BP has successfully placed a tighter cap over the leaking oil well in the Gulf of Mexico, hoping it will stem the flow of toxic crude after 13 weeks. But the company warned the cap’s efficiency and ability to contain the oil and gas “cannot be assured".


Robotic submarines relayed live pictures of the operation 1.6 kilometres below the surface.

The engineers will next aim to close valves on the 75-tonne system and start taking readings as its pressure sensors bear the brunt of the gusher.

The test, which will begin sometime on Tuesday, will last anywhere from six to 48 hours "or more depending on the measurements that are observed," said Admiral Thad Allen, the former Coast Guard chief who is leading the US government's response to the crisis.
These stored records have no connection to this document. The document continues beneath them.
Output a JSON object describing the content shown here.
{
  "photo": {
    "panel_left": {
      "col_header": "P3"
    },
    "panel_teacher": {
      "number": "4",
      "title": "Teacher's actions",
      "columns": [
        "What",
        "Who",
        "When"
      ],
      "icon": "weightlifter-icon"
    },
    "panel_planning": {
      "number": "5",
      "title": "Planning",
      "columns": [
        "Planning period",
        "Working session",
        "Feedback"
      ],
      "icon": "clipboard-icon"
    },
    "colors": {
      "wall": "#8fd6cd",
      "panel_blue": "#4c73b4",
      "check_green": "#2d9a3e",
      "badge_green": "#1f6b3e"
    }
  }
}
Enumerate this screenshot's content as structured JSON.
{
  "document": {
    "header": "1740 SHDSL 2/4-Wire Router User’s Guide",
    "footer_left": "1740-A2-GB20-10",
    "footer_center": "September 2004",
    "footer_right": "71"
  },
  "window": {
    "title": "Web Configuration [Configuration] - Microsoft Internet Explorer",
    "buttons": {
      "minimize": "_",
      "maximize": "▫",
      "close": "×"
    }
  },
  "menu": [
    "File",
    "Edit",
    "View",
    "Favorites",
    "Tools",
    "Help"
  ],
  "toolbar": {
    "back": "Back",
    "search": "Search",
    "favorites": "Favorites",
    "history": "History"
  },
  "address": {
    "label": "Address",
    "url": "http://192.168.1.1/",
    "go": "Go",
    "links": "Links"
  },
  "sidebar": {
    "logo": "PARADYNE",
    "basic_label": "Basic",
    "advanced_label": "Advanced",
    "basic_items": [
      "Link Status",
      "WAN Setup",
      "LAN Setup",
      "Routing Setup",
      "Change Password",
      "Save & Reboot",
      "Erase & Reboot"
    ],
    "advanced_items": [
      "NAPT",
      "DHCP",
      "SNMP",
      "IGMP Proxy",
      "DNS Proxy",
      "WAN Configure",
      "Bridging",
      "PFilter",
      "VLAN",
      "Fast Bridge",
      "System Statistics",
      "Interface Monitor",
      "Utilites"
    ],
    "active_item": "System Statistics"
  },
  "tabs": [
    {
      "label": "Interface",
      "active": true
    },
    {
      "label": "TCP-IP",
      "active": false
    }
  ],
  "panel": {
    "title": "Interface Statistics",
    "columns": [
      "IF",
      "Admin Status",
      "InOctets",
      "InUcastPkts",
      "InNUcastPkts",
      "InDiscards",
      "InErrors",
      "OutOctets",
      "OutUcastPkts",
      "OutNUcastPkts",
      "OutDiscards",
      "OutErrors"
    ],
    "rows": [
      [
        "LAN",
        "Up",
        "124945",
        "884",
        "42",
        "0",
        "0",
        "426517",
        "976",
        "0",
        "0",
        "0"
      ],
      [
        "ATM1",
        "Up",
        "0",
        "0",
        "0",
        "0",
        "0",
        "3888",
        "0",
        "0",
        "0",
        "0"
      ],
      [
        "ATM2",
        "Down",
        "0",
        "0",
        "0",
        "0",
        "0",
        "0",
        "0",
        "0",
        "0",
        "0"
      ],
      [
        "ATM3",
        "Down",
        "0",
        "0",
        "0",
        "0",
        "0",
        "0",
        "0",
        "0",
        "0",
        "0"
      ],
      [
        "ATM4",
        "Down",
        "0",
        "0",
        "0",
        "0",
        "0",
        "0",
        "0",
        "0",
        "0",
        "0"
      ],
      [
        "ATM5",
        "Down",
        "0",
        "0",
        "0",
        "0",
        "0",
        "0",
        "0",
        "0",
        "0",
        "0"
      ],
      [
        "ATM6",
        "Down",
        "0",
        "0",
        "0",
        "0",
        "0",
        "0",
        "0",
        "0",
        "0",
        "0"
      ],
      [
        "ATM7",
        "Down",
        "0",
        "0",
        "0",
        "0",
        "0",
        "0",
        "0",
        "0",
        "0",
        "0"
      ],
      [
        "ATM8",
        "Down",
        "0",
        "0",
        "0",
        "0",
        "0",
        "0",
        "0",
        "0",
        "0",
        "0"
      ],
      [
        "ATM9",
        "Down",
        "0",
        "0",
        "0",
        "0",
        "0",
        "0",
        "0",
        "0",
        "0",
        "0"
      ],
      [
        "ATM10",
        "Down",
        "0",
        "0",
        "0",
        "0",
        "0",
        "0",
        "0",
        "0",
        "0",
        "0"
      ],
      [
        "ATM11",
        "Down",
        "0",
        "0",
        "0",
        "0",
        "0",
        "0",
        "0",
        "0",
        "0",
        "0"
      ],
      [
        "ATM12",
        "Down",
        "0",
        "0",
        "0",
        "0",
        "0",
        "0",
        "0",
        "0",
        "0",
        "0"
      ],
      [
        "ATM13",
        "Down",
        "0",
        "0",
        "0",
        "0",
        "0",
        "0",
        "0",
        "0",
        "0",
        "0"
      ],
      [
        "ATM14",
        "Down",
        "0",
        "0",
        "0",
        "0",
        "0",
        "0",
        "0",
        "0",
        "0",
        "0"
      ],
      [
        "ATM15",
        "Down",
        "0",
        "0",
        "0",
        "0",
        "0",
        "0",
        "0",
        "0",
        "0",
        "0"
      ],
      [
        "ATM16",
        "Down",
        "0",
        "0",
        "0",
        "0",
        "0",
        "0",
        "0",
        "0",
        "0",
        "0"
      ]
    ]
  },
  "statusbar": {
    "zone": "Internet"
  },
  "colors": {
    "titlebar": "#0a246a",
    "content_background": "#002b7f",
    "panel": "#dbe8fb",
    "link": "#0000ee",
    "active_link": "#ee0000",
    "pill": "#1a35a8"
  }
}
If the pressure readings are high enough, BP officials have suggested the valves will be kept shut, effectively sealing the well.

But if they are too low that would indicate a leak somewhere in the casing of the well, which extends four kilometres below the sea floor.

"We need to make sure that the flow can't come around the well bore rather than through the well bore," explained BP's chief operating officer Doug Suttles.

An estimated 2.1 to 4.1 million barrels of oil has gushed into the sea since the BP-leased Deepwater Horizon sank on 22 April, two days after a deadly explosion.